XVIe s. Fille de trente ans noire comme poivre et d'apetit ouvert, Sat. Mén. p. 92. Le poivre est noir, et chascun en veut avoir, Leroux de Lincy, Prov. t. II, p. 213.

ÉTYMOLOGIE

Wallon, peûv ; prov. pebre ; ital. pepe ; du lat. piper ; grec, πέπερι ; sanscr. pippalî, qui est le nom du poivre long ; Lassen (ind. Alt. I, 278), suppose que c'est le nom original et qu'il est devenu πέπερι, en passant par l'ancien persan, qui n'avait pas la lettre l.

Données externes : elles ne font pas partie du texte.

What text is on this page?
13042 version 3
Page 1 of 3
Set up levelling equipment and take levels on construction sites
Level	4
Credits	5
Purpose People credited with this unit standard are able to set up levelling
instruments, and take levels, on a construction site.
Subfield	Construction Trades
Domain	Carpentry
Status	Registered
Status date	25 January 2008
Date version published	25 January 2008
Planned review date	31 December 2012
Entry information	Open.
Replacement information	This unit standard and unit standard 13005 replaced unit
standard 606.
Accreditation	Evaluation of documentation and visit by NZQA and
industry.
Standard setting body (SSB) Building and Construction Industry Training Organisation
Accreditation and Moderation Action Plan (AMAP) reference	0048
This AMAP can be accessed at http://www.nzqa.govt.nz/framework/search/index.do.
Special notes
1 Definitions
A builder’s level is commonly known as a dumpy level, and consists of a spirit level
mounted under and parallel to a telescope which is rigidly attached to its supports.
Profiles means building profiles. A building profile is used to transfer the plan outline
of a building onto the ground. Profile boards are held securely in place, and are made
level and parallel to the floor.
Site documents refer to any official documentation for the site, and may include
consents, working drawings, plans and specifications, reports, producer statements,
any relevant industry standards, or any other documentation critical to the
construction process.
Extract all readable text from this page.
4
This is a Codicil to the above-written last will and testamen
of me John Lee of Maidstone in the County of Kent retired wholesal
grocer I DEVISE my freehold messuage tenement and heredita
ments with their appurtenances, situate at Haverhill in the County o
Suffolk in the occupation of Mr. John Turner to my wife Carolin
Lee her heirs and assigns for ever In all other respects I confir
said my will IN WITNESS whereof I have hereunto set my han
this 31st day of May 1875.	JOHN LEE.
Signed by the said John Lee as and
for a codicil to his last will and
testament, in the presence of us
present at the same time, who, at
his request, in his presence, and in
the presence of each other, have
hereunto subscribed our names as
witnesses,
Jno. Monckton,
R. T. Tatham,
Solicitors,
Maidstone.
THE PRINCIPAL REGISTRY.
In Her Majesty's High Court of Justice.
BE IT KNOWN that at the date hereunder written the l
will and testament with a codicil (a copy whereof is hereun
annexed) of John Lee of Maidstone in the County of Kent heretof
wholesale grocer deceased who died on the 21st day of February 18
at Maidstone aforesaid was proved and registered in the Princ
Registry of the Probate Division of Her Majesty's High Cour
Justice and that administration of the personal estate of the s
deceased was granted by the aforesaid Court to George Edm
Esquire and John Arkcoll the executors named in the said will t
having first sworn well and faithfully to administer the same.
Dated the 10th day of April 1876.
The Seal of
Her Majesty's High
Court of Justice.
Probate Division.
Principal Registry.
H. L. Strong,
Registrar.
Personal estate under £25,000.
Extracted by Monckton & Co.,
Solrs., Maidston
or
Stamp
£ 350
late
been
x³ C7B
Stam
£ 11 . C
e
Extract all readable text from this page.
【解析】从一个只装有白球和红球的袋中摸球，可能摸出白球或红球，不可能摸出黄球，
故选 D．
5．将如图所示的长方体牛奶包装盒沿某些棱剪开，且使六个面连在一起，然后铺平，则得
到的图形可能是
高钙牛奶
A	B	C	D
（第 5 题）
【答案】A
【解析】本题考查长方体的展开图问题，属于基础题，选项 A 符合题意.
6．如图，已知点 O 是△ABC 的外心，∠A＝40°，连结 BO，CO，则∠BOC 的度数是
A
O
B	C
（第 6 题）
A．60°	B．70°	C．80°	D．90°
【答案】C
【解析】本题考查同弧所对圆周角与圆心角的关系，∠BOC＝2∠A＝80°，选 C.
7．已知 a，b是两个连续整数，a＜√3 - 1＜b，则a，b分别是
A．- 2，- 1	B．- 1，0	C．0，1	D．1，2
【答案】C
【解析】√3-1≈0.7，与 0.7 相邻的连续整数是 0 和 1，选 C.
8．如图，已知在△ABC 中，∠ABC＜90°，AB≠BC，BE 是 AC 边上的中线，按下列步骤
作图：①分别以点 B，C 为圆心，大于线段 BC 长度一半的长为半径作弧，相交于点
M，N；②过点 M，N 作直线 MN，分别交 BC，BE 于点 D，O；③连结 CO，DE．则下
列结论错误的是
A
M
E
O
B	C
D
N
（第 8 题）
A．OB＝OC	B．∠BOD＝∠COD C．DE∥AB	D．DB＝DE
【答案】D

SUPPLÉMENT AU DICTIONNAIRE

POIVRE. Ajoutez :
9Condamner au poivre, se dit de livres dignes d'être envoyés chez l'épicier. Que de livres de théologie, de chicane et de politique, elle [la Constitution] a condamnés au poivre ! L. du P. Duchêne, 162e lettre, p. 5.
10 Terme d'anthropologie. Chevelure en grains de poivre, chevelure qu'on rencontre chez les Papous de la Mélanésie et chez quelques tribus africaines, et dans laquelle les cheveux forment sur la tête des espèces de petits îlots, séparés par des espaces parfaitement glabres, De Quatrefages, l'Espèce humaine, 2e éd. 1877, p. 269.

REMARQUE

Poivre et sel, qui signifie, comme il est dit dans le Dictionnaire, barbe grisonnante, s'applique aussi à des étoffes grisâtres. M. Brown était un gros homme qui portait un habit et un gilet noirs, des culottes poivre et sel, et pour cravate un grand col de satin, Rev. Britan. juin 1875, p. 451. Au reste cette locution paraît être d'origine anglaise ; du moins Walter Scott, Guy Mannering, ch. XXXVI, parle d'un vêtement of peper-and-salt coloured mixture.